Set in present-day Prishtina (the capital of Kosovo), The Marriage is the story of an impossible love. Anita (Adriana Matoshi) and Bekim (Alban Ukaj) are adding the final touches to their wedding. Their preparations are almost complete and they will tie the knot in just two weeks. Anita has been living with the trauma of her missing parents during the Kosovo War of 1999, while Bekim is very much an established man in the city. In the course of their wedding-planning, Bekim’s secret ex-lover from the past, Nol (Genc Salihu), returns from France. His return changes course of events and establishes a new connection between characters.
First, Bekim and Nol recreate their love and desire for each other, while Anita embraces the “friendship” between the two men, constructed under heteronormative and traditional beliefs. Nol uses his time in Prishtina to make his way back into Bekim’s life, reassuring him that his love remains as strong as in the past.
Bekim and Nol began their relationship during the Kosovo War, as they took shelter with Bekim’s family. They face oppression on two levels: the Serbian terror against ethnic Albanians, and the widespread homophobia. The film states: if there’s one thing capable of uniting Albanians and Serbians, that’s hate for gay people. Bekim and Nol lie next to each other in a central moment of the film, during the War. Nearly two decades later, they reunite just before Bekim’s wedding, in a passionate lovemaking scene, the first of its kind in the history of Kosovo cinema.
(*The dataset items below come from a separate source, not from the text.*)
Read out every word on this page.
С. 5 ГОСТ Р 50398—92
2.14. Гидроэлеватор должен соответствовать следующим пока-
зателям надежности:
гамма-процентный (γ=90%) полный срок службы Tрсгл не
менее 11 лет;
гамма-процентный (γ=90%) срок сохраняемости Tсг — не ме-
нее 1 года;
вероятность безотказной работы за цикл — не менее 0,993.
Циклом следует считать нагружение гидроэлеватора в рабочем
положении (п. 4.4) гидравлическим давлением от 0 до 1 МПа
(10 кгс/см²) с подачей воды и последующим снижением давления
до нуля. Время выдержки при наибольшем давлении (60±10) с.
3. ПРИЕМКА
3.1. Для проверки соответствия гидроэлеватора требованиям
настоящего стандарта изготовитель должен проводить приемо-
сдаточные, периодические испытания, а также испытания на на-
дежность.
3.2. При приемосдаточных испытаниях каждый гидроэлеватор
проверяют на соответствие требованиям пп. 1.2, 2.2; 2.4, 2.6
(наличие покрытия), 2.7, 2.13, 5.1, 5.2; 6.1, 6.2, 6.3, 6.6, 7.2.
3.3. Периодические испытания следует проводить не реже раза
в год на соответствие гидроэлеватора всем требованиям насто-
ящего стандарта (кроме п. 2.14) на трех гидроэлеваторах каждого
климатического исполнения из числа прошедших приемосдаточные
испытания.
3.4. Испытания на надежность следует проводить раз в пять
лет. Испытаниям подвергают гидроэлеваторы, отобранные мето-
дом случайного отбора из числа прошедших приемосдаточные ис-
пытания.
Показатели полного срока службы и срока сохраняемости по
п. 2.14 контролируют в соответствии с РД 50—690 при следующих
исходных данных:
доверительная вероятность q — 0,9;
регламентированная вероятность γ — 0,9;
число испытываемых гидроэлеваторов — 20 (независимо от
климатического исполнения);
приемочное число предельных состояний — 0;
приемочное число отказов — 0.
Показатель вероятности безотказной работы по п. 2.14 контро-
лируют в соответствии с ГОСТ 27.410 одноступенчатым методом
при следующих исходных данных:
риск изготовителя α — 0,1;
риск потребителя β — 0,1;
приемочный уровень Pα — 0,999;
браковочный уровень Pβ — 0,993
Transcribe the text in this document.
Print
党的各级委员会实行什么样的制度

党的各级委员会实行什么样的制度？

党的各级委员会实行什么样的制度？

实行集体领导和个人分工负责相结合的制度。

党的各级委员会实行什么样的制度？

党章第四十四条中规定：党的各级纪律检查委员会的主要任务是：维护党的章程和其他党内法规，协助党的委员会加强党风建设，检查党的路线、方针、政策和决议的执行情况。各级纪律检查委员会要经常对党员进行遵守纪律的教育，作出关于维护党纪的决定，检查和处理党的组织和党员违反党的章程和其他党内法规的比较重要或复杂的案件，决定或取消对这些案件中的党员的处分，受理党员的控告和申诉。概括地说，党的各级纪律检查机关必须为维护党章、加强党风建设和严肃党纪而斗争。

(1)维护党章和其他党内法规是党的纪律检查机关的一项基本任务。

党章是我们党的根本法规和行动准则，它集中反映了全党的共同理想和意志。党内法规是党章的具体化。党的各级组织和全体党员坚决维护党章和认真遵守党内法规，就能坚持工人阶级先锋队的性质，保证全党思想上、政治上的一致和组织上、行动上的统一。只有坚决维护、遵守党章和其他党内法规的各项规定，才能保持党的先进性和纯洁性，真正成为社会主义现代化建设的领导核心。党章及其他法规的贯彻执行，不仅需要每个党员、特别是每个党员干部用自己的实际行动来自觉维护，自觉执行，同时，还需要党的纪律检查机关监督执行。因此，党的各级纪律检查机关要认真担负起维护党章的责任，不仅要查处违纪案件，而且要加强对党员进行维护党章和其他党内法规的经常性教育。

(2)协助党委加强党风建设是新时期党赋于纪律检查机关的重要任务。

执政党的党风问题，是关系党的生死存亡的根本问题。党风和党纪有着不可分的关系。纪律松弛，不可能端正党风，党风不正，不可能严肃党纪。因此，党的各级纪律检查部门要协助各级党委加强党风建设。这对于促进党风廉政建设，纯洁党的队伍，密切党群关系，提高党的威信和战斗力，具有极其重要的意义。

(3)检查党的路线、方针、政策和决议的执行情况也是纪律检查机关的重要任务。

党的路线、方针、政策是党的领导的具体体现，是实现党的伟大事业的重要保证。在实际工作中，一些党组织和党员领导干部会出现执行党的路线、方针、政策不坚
Forbidden love is a source of great pain. And being a gay man in Kosovo is no easy ride. Nol is brutally beaten by a group of men, supposedly after a hook-up, and Bekim refuses to hire out his bar for an LGBT event, in two fine examples of different ways how homophobia manifests itself in the young nation of the Balkans. This is not a filmic shortcoming, but instead a actual reflection of attitudes towards homosexuality in Kosovo.
The movie also highlights the strict gender roles and hegemonic models everyone in Kosovo is subjected to, not just gay men. Bekim (Alban Ukaj) is determined to marry Anita. He’s an oppressed gay man unable to accept his sexuality as an identity, and instead chooses to internalise homophobia. The film neither rises above these phenomena nor offers any real solutions. Veteran Adriana Matoshi delivers an outstanding performance. She conveys the notion of female sacrifice extremely well. Genc Salihu makes a brilliant debut as Nol.
The Marriage is a dirty and thought-provoking movie, directed by a woman. Perhaps it’s not a militant LGBT movie, as many activists would like to see, but indeed it succeeds to raise awareness and stir debate around a diehard taboo. It showed in Kosovo last months to sold-out screening for two weeks. It’s has featured on various film events, and showing at Roze Filmdagen Amsterdam LGBT Film Festival, on March 10th. It premires in the UK as part of the Cambridge Film Festival taking place between October 25th and November 1st.